L’arte di dire cose grandi, arrivando al cuore di tutti

Il commento di Laura Pantaleo Lucchetti sul pellegrinaggio a Varese del monsignor Delpini

«Sono stato chiamato ad un compito alto e pieno di responsabilità che mi fa sentire piccolo e inadeguato rispetto ai miei predecessori»: queste sono le parole che monsignor Delpini, il nuovo arcivescovo di Milano, l’uomo che dal 24 settembre guiderà la diocesi più grande del mondo, ha pronunciato nei giorni scorsi nelle chiese varesine dove ha portato la sua preghiera a Maria in preparazione al suo ministero.

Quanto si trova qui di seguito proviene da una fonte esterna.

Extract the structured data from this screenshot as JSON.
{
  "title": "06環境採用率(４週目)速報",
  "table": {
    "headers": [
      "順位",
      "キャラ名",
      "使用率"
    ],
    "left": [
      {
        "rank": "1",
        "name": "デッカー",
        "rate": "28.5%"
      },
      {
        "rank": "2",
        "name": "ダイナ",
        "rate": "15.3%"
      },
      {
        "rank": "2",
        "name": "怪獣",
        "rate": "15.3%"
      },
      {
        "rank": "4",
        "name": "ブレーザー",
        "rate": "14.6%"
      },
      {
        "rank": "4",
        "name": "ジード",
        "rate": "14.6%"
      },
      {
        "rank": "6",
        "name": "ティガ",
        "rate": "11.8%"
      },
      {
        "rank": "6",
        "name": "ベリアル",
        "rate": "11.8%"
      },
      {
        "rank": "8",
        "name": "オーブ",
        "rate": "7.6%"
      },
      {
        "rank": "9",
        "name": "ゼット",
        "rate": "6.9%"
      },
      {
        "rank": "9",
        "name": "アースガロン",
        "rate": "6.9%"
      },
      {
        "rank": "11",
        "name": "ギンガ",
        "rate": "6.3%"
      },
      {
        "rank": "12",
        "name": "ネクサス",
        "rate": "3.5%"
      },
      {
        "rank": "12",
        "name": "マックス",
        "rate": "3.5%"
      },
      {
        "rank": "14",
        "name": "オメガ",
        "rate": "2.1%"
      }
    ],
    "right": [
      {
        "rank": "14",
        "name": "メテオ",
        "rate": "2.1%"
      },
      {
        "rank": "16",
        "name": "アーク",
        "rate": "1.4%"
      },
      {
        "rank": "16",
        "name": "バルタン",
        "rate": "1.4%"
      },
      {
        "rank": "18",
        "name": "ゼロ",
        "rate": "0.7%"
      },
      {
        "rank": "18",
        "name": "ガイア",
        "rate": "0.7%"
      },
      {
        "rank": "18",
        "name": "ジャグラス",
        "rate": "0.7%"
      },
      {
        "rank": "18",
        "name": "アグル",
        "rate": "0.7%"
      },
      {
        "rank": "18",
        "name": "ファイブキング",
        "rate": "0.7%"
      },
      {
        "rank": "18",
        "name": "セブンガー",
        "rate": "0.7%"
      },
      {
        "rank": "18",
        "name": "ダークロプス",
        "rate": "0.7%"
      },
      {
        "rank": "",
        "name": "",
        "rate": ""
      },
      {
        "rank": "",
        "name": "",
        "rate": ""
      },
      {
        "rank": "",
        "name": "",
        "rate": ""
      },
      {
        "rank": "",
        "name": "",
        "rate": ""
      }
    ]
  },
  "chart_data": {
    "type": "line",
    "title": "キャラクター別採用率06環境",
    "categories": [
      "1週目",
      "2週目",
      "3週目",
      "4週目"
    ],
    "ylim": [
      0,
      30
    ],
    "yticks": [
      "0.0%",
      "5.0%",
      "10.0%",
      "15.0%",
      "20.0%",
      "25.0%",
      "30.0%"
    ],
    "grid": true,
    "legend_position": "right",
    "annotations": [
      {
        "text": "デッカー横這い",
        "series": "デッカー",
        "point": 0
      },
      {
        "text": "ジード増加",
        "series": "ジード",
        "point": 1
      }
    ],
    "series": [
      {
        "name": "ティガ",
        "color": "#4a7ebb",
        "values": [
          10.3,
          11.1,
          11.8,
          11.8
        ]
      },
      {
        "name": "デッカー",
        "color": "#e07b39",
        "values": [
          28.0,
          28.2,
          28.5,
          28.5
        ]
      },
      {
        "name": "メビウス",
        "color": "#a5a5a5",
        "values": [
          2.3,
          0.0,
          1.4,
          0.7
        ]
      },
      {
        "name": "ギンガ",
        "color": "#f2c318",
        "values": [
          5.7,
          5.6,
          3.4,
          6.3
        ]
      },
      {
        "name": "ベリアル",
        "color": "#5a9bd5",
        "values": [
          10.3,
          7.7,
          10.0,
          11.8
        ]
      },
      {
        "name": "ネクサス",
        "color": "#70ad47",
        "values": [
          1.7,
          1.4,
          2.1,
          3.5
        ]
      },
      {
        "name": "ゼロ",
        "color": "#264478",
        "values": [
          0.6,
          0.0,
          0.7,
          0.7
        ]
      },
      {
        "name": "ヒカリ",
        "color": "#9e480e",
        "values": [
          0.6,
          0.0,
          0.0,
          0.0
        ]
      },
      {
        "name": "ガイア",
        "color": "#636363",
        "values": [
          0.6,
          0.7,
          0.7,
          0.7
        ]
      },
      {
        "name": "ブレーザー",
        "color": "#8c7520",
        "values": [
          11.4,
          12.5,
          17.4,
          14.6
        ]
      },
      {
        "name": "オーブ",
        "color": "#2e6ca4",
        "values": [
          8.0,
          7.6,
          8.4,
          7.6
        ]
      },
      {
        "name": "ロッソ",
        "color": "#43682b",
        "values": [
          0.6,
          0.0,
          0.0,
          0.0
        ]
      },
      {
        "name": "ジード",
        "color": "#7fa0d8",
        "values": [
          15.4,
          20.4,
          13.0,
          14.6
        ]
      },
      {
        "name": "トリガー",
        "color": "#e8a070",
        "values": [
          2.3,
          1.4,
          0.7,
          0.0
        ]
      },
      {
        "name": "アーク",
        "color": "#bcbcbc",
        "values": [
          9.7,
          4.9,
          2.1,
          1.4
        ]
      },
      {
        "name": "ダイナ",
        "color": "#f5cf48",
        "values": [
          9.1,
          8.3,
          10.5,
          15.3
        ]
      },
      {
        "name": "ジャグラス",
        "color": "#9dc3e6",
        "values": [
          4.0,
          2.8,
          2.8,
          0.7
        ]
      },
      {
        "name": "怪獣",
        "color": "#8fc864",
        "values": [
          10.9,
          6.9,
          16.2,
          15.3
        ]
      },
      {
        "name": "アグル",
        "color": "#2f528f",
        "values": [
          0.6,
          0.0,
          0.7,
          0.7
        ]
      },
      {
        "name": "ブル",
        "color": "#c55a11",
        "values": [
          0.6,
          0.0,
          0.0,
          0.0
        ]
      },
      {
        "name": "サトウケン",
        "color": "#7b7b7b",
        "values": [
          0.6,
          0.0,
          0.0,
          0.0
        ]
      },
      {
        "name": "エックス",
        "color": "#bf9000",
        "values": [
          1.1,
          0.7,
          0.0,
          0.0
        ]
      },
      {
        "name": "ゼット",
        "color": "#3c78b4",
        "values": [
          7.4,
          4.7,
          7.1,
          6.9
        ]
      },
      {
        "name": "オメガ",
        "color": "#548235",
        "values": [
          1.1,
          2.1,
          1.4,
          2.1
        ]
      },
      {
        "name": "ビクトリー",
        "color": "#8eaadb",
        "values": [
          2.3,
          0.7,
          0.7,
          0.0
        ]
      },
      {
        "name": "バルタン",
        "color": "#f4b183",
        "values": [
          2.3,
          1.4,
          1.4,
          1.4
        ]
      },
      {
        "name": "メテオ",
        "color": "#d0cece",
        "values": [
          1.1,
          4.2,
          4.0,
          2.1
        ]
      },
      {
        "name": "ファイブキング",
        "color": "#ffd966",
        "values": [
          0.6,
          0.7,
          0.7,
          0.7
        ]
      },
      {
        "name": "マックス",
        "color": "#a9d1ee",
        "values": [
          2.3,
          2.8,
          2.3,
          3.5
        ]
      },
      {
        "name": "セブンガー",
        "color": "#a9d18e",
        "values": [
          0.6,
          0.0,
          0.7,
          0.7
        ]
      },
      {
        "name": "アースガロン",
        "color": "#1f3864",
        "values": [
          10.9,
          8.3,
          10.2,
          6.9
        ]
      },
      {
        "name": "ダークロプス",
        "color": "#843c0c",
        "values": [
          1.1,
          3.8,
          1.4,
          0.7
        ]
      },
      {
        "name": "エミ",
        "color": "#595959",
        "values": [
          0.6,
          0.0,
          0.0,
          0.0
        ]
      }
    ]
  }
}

Si potrebbe facilmente pensare che quel richiamo al sentimento di inadeguatezza altro non sia che il classico topos letterario largamente usato e abusato nel tempo e non solo in letteratura; e invece non è così, o comunque non solo. Di certo don Mario Delpini, insegnante di greco, patrologia e latino presso il seminario di Milano, ha fatto dell’ars retorica un mestiere: ma quel che chiaramente emerge dai suoi discorsi tenuti a braccio e dalla gestualità serena e affettuosa sono ben altri fattori.

In primis, le variazioni sul tema, che riservano sempre qualche subitanea impennata di stile adeguata al contesto: per dire, in un’ora e mezza, da Santo Stefano di Bizzozero a San Vittore arrivando alla Madonnina di Biumo sono state ben tre le spiegazioni, pur sul medesimo canovaccio, intorno alla scelta della Pietà Rondanini per esemplificare la sua professione di fede che si appoggia al sacrificio di Cristo come Maria al Figlio deposto dalla Croce. Segno di grande duttilità intellettuale a cui si somma un forte rispetto per la novità del contesto, perché il desiderio di diversificare le proprie “performances” aggiungendo o sottraendo dettagli è indice della volontà di far sentire quel luogo unico, quei fedeli diversi da tutti gli altri: «Non indulgete nella banalità, fate risplendere la fiammella, la vostra luce: non si accende una fiaccola per tenerla sotto il moggio» ha spiegato dal pulpito del santuario di Santa Maria del Monte commentando il noto passo del Vangelo di Matteo. In secondo luogo è chiaro il riferimento allo stile umile delineato dal più grande retore della tardoantichità, colui che rinnovò in un colpo l’arte oratoria e omiletica segnando la via della letteratura latina medievale: sant’Agostino da Ippona e, un po’ tanto, anche da Varese, almeno fino a che non si dirà definitivamente che non fu veramente qui che concepì la conversione (e non lo si dirà).

Umile eppure nobile, semplice e antico: l’arte di dire, e fare, cose grandi con un linguaggio materno che arriva al cuore di tutti. Un novello Agostino della Chiesa Ambrosiana che giustamente ha reso omaggio, per propiziarsi un felice ministero, ai luoghi mariani, ambrosiani ed agostiniani: alle radici della fede.